Onderzoek van de zaak

Dit arrest is gewezen naar aanleiding van het onderzoek ter terechtzitting in hoger beroep van 15 september, 11 november en 9 december 2021 en, overeenkomstig het bepaalde bij artikel 422, tweede lid, van het Wetboek van Strafvordering (hierna: Sv), naar aanleiding van het onderzoek ter terechtzitting in eerste aanleg.
Het openbaar ministerie heeft hoger beroep ingesteld tegen voormeld vonnis.
Het hof heeft kennisgenomen van de vordering van de advocaat-generaal en van hetgeen door de verdachte en de raadsvrouw naar voren is gebracht.

Tenlastelegging

Gelet op de in eerste aanleg door de rechtbank en in hoger beroep door het gerechtshof toegelaten wijzigingen is aan de verdachte tenlastegelegd dat:
1.
primair
hij op 13 juni 2018 te Uithoorn, in elk geval in Nederland, aan [benadeelde] (geboren [geboortedag 2] -2017), opzettelijk zwaar lichamelijk letsel, te weten een of meer tweedegraads brandwond(en) op de schouder en/of de (boven)arm en/of de rug en/of de (achterkant) van de benen heeft toegebracht door:
- op 13 juni 2018 heet water en/of een andere hete vloeistof over het lichaam van [benadeelde] te laten stromen;
(artikel 302 Wetboek van Strafrecht)
subsidiair althans, indien het vorenstaande niet tot een bewezenverklaring en/of veroordeling mocht of zou kunnen leiden:
hij op of omstreeks 13 juni 2018 te Uithoorn, in elk geval in Nederland, ter uitvoering van het door verdachte voorgenomen misdrijf om aan [benadeelde] (geboren [geboortedag 2] -2017) opzettelijk zwaar lichamelijk letsel toe te brengen,
- op 13 juni 2018 heet water en/of een andere hete vloeistof over het lichaam van [benadeelde] heeft laten stromen,
terwijl de uitvoering van dat voorgenomen misdrijf niet is voltooid;
(artikel 45 artikel 302 Wetboek van Strafrecht)
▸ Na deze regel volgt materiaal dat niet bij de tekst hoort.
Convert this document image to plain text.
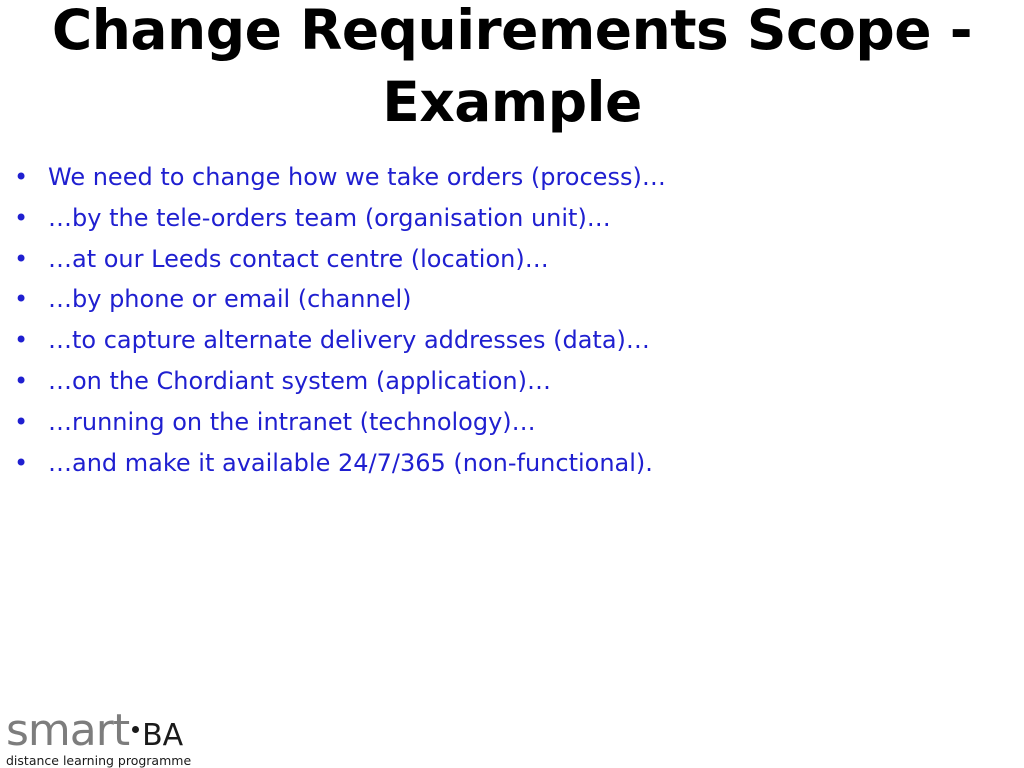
Change Requirements Scope - Example
• We need to change how we take orders (process)…
• …by the tele-orders team (organisation unit)…
• …at our Leeds contact centre (location)…
• …by phone or email (channel)
• …to capture alternate delivery addresses (data)…
• …on the Chordiant system (application)…
• …running on the intranet (technology)…
• …and make it available 24/7/365 (non-functional).
smart BA
distance learning programme
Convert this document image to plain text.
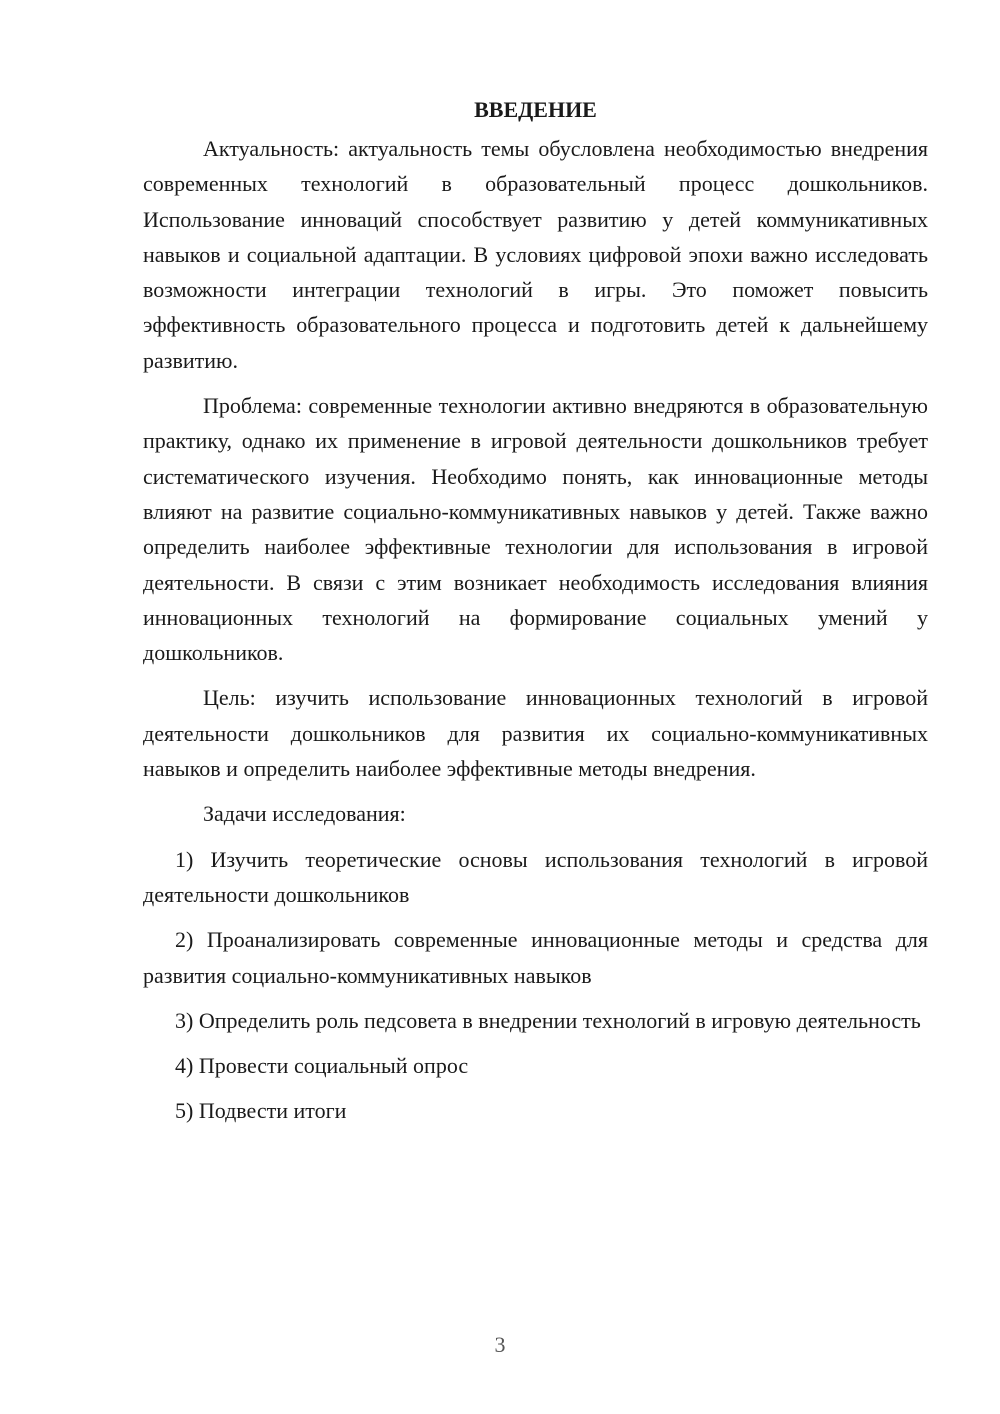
ВВЕДЕНИЕ

Актуальность: актуальность темы обусловлена необходимостью внедрения современных технологий в образовательный процесс дошкольников. Использование инноваций способствует развитию у детей коммуникативных навыков и социальной адаптации. В условиях цифровой эпохи важно исследовать возможности интеграции технологий в игры. Это поможет повысить эффективность образовательного процесса и подготовить детей к дальнейшему развитию.

Проблема: современные технологии активно внедряются в образовательную практику, однако их применение в игровой деятельности дошкольников требует систематического изучения. Необходимо понять, как инновационные методы влияют на развитие социально-коммуникативных навыков у детей. Также важно определить наиболее эффективные технологии для использования в игровой деятельности. В связи с этим возникает необходимость исследования влияния инновационных технологий на формирование социальных умений у дошкольников.

Цель: изучить использование инновационных технологий в игровой деятельности дошкольников для развития их социально-коммуникативных навыков и определить наиболее эффективные методы внедрения.

Задачи исследования:

1) Изучить теоретические основы использования технологий в игровой деятельности дошкольников

2) Проанализировать современные инновационные методы и средства для развития социально-коммуникативных навыков

3) Определить роль педсовета в внедрении технологий в игровую деятельность

4) Провести социальный опрос

5) Подвести итоги

3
meer subsidiair althans, indien het vorenstaande niet tot een bewezenverklaring en/of veroordeling mocht of zou kunnen leiden:
hij op of omstreeks 13 juni 2018 te Uithoorn, in elk geval in Nederland, [benadeelde] (geboren [geboortedag 2] -2017) heeft mishandeld door:
- op 13 juni 2018 heet water en/of een andere hete vloeistof over het lichaam van [benadeelde] te laten stromen terwijl het feit zwaar lichamelijk letsel, te weten een of meer tweedegraads brandwond(en) op de schouder en/of de (boven)arm en/of de rug en/of de (achterkant) van de benen ten gevolge heeft gehad;
(artikel 300 lid 2 Wetboek van Strafrecht)
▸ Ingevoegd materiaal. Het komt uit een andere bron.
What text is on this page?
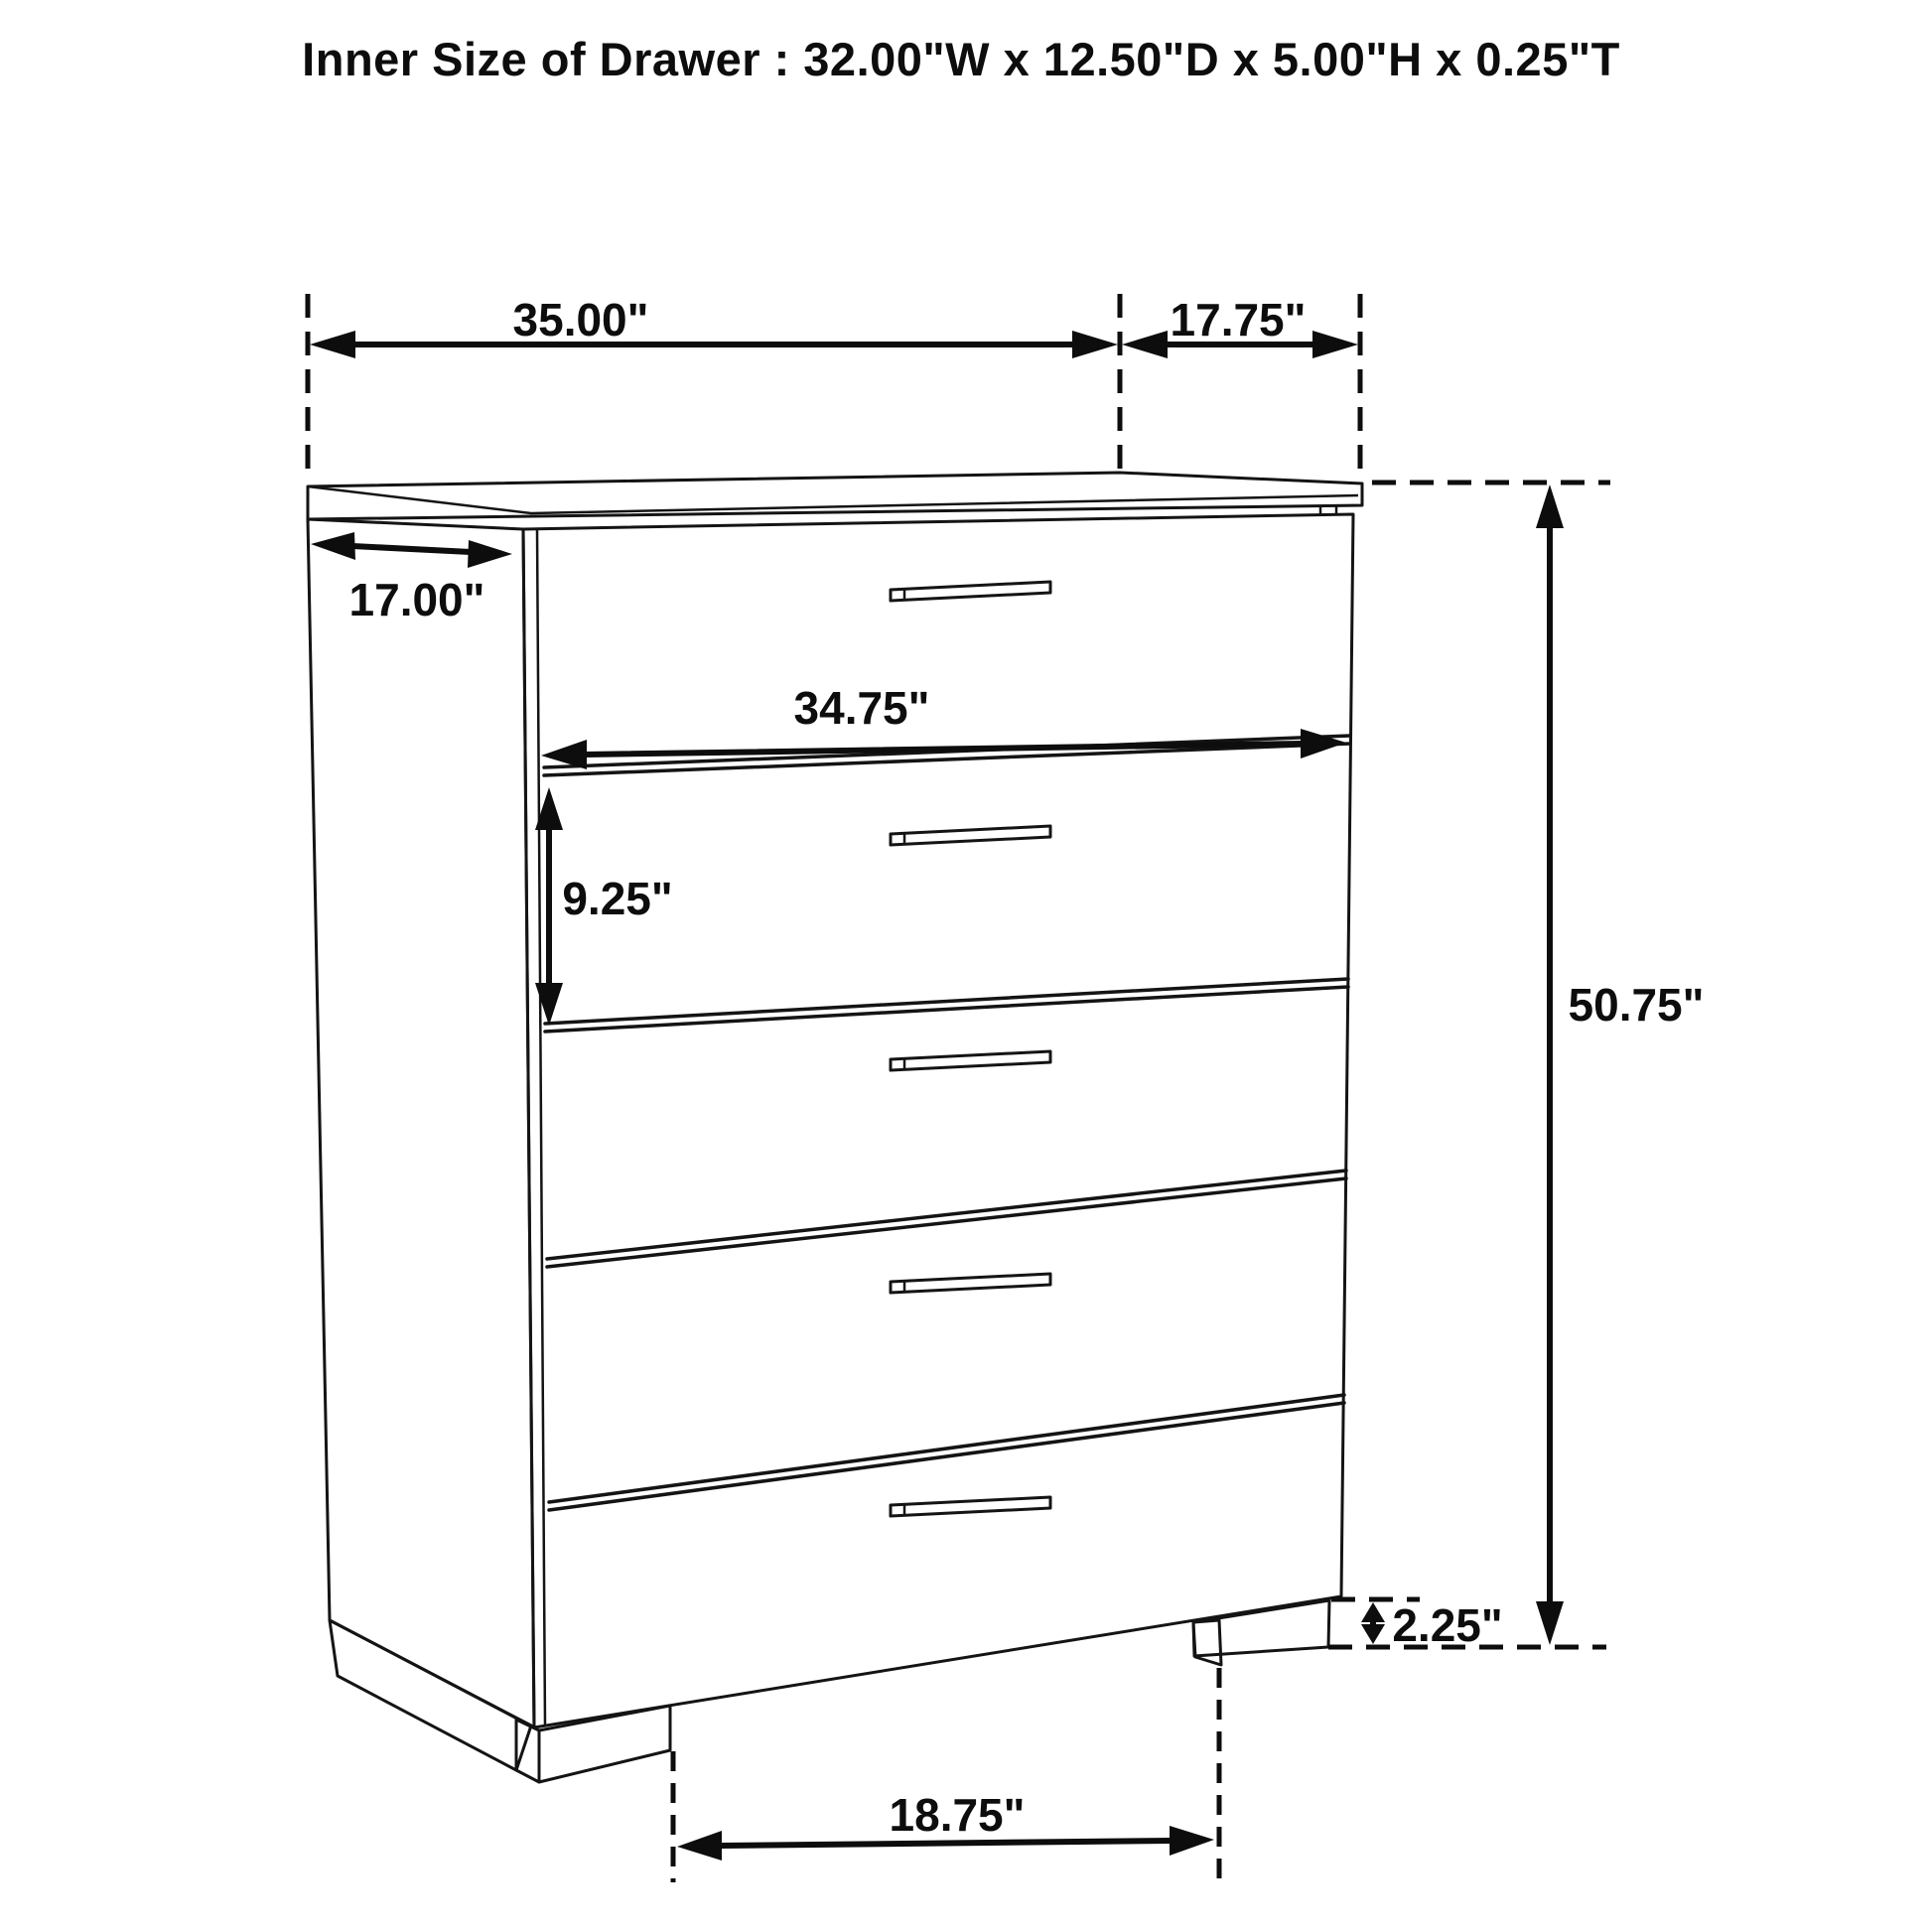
Inner Size of Drawer : 32.00"W x 12.50"D x 5.00"H x 0.25"T
35.00"	17.75"
17.00"
34.75"
9.25"
50.75"
2.25"
18.75"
meest subsidiair alhans, indien het vorenstaande niet tot een bewezenverklaring en/of veroordeling mocht of zou kunnen leiden:
hij op of omstreeks 13 juni 2018 te Uithoorn, in elk geval in Nederland, grovelijk, althans aanmerkelijk onvoorzichtig, onachtzaam en/of nalatig heet water en/of een andere hete vloeistof over het lichaam van [benadeelde] (geboren [geboortedag 2] -2017) heeft laten stromen, waardoor het aan zijn schuld te wijten is geweest dat [benadeelde] zwaar lichamelijk letsel, te weten een of meer tweedegraads brandwond(en) op de schouder en/of de (boven)arm en/of de rug en/of de (achterkant) van de benen, heeft bekomen, althans zodanig lichamelijk letsel dat daaruit tijdelijke ziekte van [benadeelde] was ontstaan.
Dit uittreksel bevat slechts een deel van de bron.